While private companies move fast to fix identified weaknesses, most government agencies work through contractors and that makes the process slower — “the timeline for fixing is longer than typical corporate organizations,” Kaplan said.
In some cases, hackers hired by Synack provide recommended fixes even if they have no access to the underlying source codes, said Kaplan, a former National Security Agency cyber analyst.
The HackerOne report said companies in consumer goods and financial services were among the fastest to fix bugs, taking 14 and 19 days respectively to patch flaws, while government agencies took about 68 days and the technology industry took 64 days to resolve issues.
When considering bounty programs, government agencies need make sure they have the expertise to differentiate between hackers testing a network and a real attack, said Jake Williams, founder of Rendition InfoSec, a computer security firm based in August, Georgia.
“We saw one of our clients that got compromised during a bug bounty, and their staff missed the alert because it blended in with attack traffic,” Williams said.
The bill requiring DHS to have a vulnerability disclosure policy would be helpful because without it outside researchers who come across a weakness on an agency’s websites don’t know how to formally report a problem, Williams said.

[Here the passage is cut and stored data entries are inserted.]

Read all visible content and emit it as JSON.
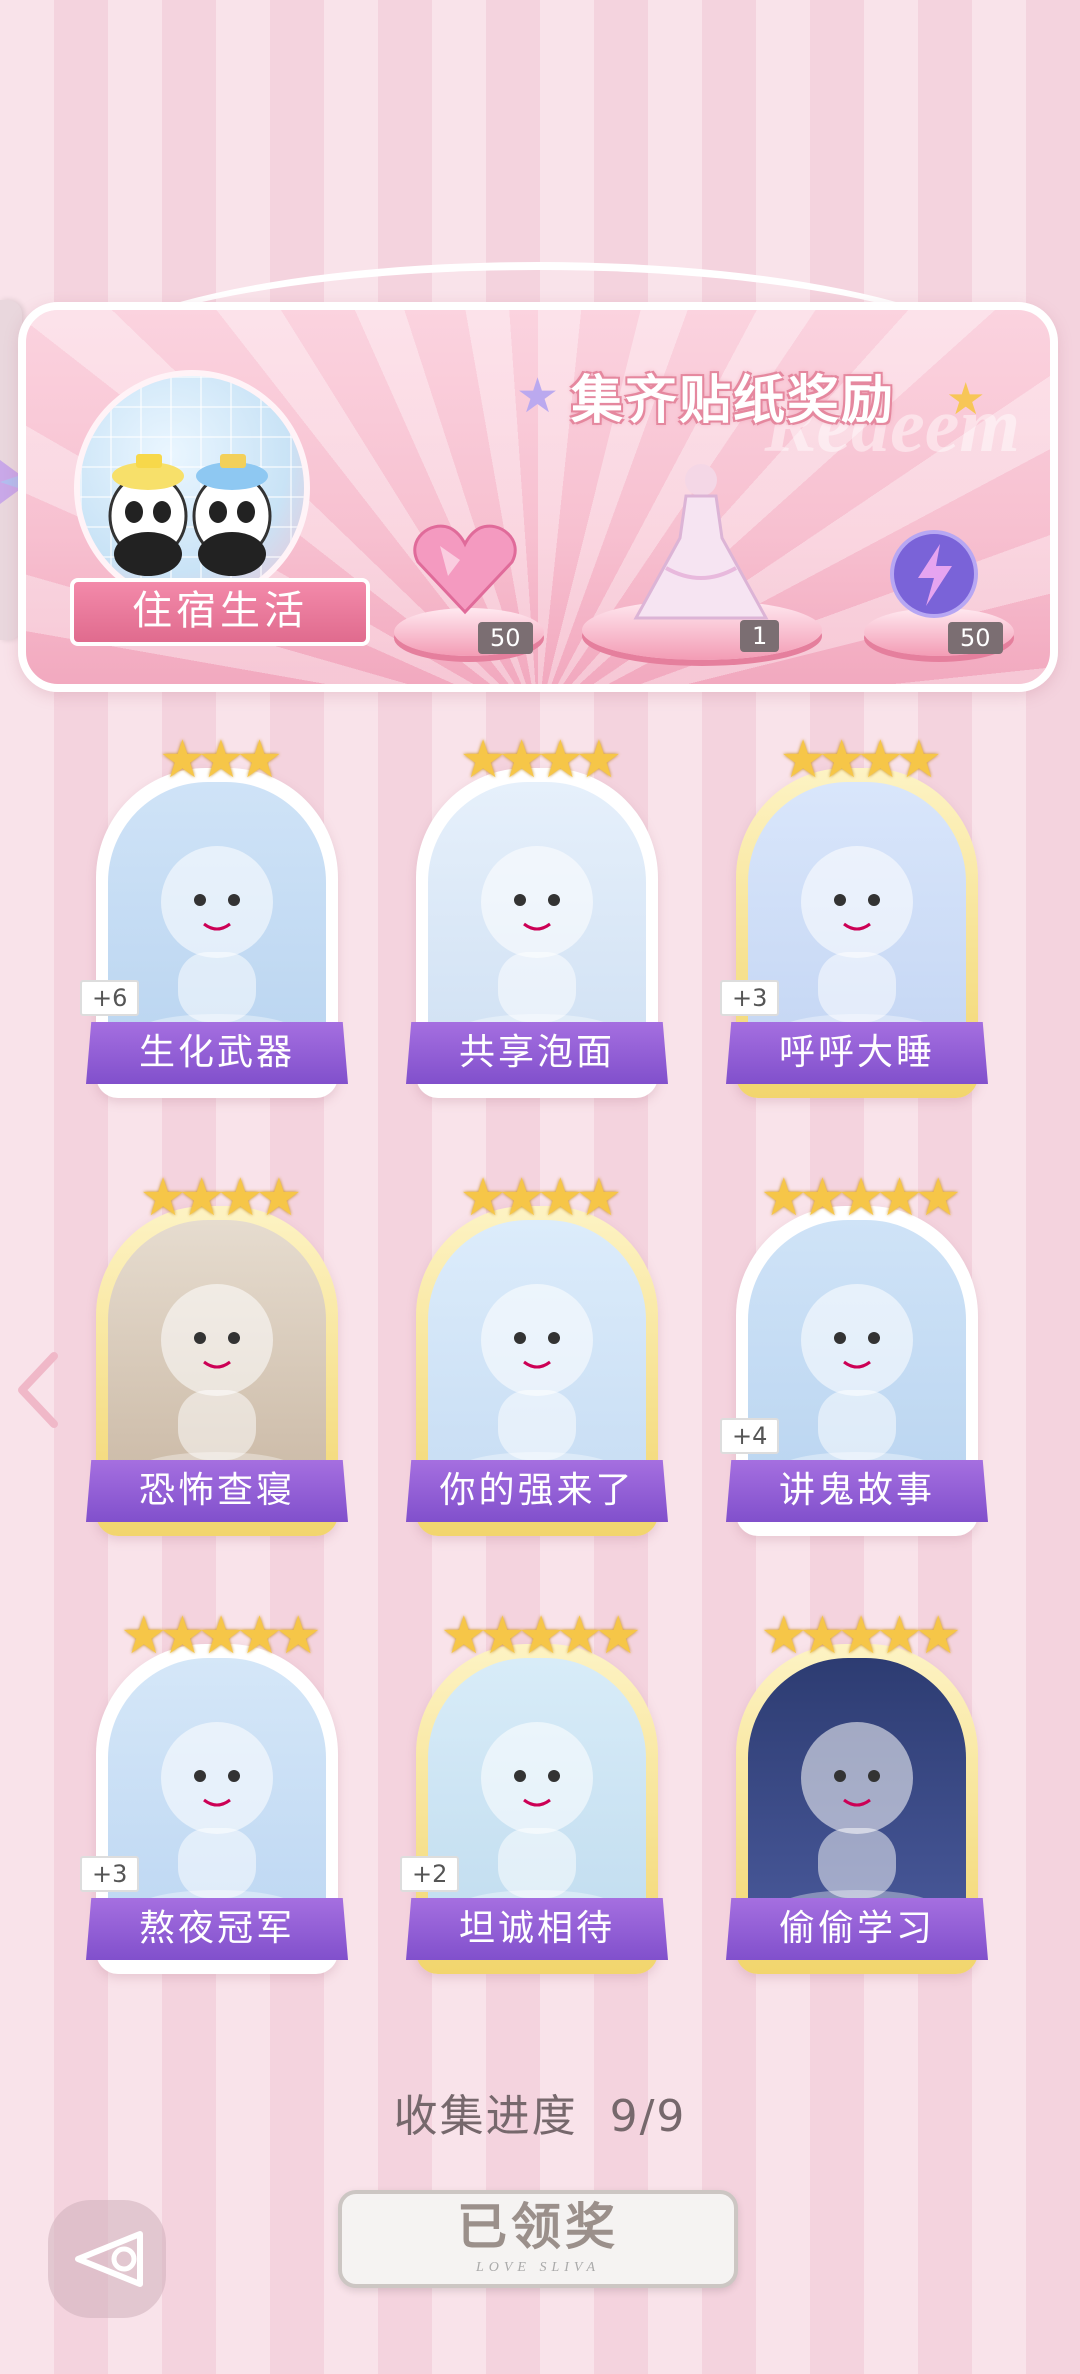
{
  "banner": {
    "title": "集齐贴纸奖励",
    "watermark": "Redeem",
    "theme_label": "住宿生活",
    "rewards": [
      {
        "icon": "heart-gem-icon",
        "count": "50"
      },
      {
        "icon": "dress-outfit-icon",
        "count": "1"
      },
      {
        "icon": "lightning-orb-icon",
        "count": "50"
      }
    ]
  },
  "cards": [
    {
      "label": "生化武器",
      "stars": 3,
      "bonus": "+6",
      "gold": false
    },
    {
      "label": "共享泡面",
      "stars": 4,
      "bonus": "",
      "gold": false
    },
    {
      "label": "呼呼大睡",
      "stars": 4,
      "bonus": "+3",
      "gold": true
    },
    {
      "label": "恐怖查寝",
      "stars": 4,
      "bonus": "",
      "gold": true
    },
    {
      "label": "你的强来了",
      "stars": 4,
      "bonus": "",
      "gold": true
    },
    {
      "label": "讲鬼故事",
      "stars": 5,
      "bonus": "+4",
      "gold": false
    },
    {
      "label": "熬夜冠军",
      "stars": 5,
      "bonus": "+3",
      "gold": false
    },
    {
      "label": "坦诚相待",
      "stars": 5,
      "bonus": "+2",
      "gold": true
    },
    {
      "label": "偷偷学习",
      "stars": 5,
      "bonus": "",
      "gold": true
    }
  ],
  "progress": {
    "label": "收集进度",
    "value": "9/9"
  },
  "claim_button": {
    "label": "已领奖",
    "sub": "LOVE SLIVA"
  },
  "colors": {
    "accent": "#8150cc",
    "banner_pink": "#f7c0d0",
    "star_gold": "#f6c648"
  }
}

If a client network is under attack from a hacker that is using a government website as a platform to launch the assault, Williams said, he would look to see if the government agency has a vulnerability disclosure policy and pathway to report the problem.
“We have a 10-minute rule to figure out how to report a problem,” Williams said. If he was unable to figure out how to report a problem within that time, Williams said he would just block the website being used as a launch pad for the attack and move on, instead of reporting the problem. “So it’s critical to have a process to make reporting easy,” he said.